We intentionally require explicit tool and connector registration rather than doing blind network layer interception.

The reason is deliberate: we want semantic understanding of what a call represents, not just raw HTTP payloads. When a connector is registered, AxonFlow knows the operation type (database, external API, internal service), can parse the intent, and apply phase aware policies such as blocking dangerous operations before execution, redacting sensitive fields from responses, or enforcing connector specific rate limits.

For arbitrary HTTP integrations, we provide a generic HTTP connector (platform/connectors/http/) that can be configured against any REST endpoint. You register the base URL, auth mechanism (bearer, basic, API key, OAuth2), and headers. From that point on, all requests flow through the same policy engine used for database and first class connectors.

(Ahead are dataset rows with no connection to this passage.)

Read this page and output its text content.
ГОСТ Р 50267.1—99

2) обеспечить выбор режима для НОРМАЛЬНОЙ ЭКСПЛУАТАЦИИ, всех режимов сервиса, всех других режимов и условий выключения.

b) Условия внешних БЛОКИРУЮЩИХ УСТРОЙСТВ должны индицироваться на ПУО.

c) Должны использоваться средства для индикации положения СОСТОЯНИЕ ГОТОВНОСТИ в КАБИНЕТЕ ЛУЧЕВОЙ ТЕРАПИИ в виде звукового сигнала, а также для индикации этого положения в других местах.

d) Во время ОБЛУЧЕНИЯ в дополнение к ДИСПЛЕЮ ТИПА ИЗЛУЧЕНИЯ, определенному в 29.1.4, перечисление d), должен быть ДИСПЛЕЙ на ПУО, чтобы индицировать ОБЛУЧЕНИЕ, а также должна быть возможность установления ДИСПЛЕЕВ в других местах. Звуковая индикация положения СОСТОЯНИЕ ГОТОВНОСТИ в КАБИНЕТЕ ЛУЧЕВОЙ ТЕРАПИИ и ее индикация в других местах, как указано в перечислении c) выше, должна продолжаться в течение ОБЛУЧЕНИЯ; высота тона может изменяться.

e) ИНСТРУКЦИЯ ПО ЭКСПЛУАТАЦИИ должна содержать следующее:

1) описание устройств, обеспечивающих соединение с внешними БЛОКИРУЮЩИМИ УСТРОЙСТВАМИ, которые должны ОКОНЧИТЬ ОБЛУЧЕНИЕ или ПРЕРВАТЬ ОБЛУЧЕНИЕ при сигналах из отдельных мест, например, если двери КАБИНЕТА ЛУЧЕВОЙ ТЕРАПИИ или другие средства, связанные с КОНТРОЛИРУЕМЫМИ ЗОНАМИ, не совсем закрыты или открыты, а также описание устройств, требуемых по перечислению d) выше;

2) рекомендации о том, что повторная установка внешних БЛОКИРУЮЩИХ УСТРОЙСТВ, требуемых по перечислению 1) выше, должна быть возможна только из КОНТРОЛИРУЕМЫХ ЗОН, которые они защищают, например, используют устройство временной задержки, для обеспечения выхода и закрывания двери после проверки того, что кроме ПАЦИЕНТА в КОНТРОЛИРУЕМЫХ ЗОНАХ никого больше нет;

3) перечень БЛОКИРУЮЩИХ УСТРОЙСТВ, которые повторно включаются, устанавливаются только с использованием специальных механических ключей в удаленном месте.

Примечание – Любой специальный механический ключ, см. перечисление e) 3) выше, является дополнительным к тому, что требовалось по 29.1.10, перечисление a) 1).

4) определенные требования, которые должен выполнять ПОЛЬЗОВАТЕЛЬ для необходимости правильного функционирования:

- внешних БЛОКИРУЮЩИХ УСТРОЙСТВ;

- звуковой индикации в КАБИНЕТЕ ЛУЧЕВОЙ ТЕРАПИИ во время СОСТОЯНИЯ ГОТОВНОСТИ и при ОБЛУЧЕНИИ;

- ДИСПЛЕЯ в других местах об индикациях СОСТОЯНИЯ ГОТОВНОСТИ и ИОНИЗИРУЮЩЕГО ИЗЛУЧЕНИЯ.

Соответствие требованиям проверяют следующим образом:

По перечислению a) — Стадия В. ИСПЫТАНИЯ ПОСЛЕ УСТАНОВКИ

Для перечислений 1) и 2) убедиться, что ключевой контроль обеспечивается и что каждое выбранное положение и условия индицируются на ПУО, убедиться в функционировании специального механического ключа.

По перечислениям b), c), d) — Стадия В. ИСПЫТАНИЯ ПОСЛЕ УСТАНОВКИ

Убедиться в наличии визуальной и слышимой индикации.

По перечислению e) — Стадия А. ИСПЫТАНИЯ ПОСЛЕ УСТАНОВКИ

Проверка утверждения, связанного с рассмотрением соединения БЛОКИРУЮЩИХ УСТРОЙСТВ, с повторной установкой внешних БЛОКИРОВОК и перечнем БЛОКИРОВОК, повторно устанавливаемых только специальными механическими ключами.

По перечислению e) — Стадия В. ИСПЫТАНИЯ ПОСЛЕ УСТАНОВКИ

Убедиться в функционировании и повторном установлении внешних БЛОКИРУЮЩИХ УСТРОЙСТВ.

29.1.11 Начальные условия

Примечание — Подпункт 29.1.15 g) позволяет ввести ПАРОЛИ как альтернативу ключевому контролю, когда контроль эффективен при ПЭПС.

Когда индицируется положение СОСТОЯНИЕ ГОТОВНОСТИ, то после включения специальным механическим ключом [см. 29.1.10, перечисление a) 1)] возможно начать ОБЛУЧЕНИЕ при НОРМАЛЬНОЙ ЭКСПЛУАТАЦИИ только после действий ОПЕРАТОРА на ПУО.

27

Trade offs versus a pure proxy approach: - Our approach requires explicit setup. In return, governance is richer: semantic policy enforcement, field level redaction, connector scoped rate limits, and clearer audit trails.

- A proxy based approach has near zero setup and full payload visibility, but enforcement has to reason over raw HTTP without understanding what the call actually does.

On the Stripe or Twilio “what was actually sent?” debugging problem you mentioned: with our model, the connector captures request, response, status, latency, and policy decisions in the audit log. You can see exactly what payload caused a failure, as long as the call was routed through AxonFlow.

The boundary issue you raised is real. Calls that bypass the connector layer (direct SDK usage, internal RPCs) are invisible to us. We are explicit with teams about this: if you want governance and auditability, the call needs to traverse the control plane. Anything outside that path is outside enforcement.

If helpful for additional context, this is discussed in more detail in our recent Show HN thread: https://news.ycombinator.com/item?id=46692499

Curious whether you are seeing teams combine both patterns in practice: raw visibility layers for debugging, plus a semantic enforcement layer for policy. They seem to solve adjacent but distinct problems.